Now, after already proclaiming himself a legend, Bolt gets an opportunity to make it 6 for 6.
“They’re definitely fast. They’re definitely worthy opponents,” Gatlin said. “I’m the kind of person that loves pressure. This is the level we have to reach. This is the level we have to achieve.”
Bolt first helped rewrite the relay record to close out his three-win, three-world-record performance four years ago in Beijing, when he ran the third leg of a race the Jamaicans finished in 37.10. They have since lowered it to 37.04. Bolt hasn’t set a record in London so far but has become the first man to repeat at the Olympics in both the 100 and 200.
In the preliminaries, the U.S. went with former Florida football player Jeff Demps, Darvis Patton, Trell Kimmons and Gatlin, this year’s 100-meter bronze medalist.
“A football player on the first leg and we break the American record?” Patton said.

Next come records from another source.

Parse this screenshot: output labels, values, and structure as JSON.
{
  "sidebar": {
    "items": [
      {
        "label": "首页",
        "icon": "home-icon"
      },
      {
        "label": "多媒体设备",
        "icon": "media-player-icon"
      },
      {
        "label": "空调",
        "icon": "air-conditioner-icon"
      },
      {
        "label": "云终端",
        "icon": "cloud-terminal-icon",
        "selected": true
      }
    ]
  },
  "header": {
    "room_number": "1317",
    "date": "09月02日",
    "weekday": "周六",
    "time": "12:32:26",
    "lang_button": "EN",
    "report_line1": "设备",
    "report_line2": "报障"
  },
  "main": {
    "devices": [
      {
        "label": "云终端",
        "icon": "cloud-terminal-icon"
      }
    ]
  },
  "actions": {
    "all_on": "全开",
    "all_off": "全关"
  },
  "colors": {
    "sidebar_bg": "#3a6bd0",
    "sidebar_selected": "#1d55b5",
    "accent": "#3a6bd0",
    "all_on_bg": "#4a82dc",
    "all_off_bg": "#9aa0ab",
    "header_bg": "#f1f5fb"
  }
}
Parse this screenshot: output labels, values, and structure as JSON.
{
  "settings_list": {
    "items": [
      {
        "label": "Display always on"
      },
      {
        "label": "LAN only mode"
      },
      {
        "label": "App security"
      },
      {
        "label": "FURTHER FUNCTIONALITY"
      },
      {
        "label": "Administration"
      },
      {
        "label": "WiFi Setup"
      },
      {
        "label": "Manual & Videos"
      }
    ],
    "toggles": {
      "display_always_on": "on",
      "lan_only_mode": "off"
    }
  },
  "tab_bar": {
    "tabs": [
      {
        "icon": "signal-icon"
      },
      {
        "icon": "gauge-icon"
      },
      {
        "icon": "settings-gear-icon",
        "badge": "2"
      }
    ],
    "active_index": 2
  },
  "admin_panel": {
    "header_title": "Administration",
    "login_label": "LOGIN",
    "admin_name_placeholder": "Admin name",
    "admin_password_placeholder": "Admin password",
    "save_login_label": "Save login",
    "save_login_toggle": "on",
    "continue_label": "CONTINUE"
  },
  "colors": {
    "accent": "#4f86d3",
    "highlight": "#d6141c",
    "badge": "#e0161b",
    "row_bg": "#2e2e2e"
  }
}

Ryan Bailey and Tyson Gay, who finished fourth in the 100 and is still searching for his first Olympic medal, figure to land spots in the final.
The American men are back in the final after missing it in Beijing when Patton and Gay mishandled the baton exchange in preliminaries. At the time, Gatlin, the 2004 100-meter champion, was serving a doping ban. But now he’s back, and he helped break a record held by Lewis, along with men who are now coaching a number of the American sprinters, Dennis Mitchell and Jon Drummond.
“They always put it in our face: ‘If you want to be great, go after that record,’” Gatlin said. “Many U.S. relay teams have gone for that record and have not gotten it. It happened to be here in the Olympics.”
Other medals at stake Saturday include the men’s 50-kilometer race walk, the women’s 20-kilometer race walk, the women’s high jump, the men’s javelin throw, the men’s 5,000 meters, the women’s 800 meters and the women’s 4x400-meter relay.
The U.S. and Jamaica are heavy favorites in the 4x400 final.
Both high-profile teams easily won their preliminary heats. With 400 bronze medalist DeeDee Trotter running the anchor leg after Keshia Baker, Francena McCorory and Diamond Dixon circled the track, the Americans finished in 3:22.09.
Allyson Felix, the 200-meter champion, and 400-meter champ Sanya Richards-Ross will run in the final.
“We’re going after some records,” Trotter said.
The Americans have won the last four Olympic golds in the event.
“Our expectations of being the No. 1 team in the world is very important to us,” Trotter said. “To have that title removed from us, I’m not sure we would really understand. We work really hard as a country to maintain our status at the top of the list, and while it may seem meaningless to some, it’s very important to us.”
Bolt is clearly enjoying his spot at the forefront of the sport.
And another victory, even though it’s not a solo performance, would surely cement his standing even more.
“I’ve done something that no one has done before, which is defend my double title,” Bolt said. “Back to back for me, I would say I’m the greatest.”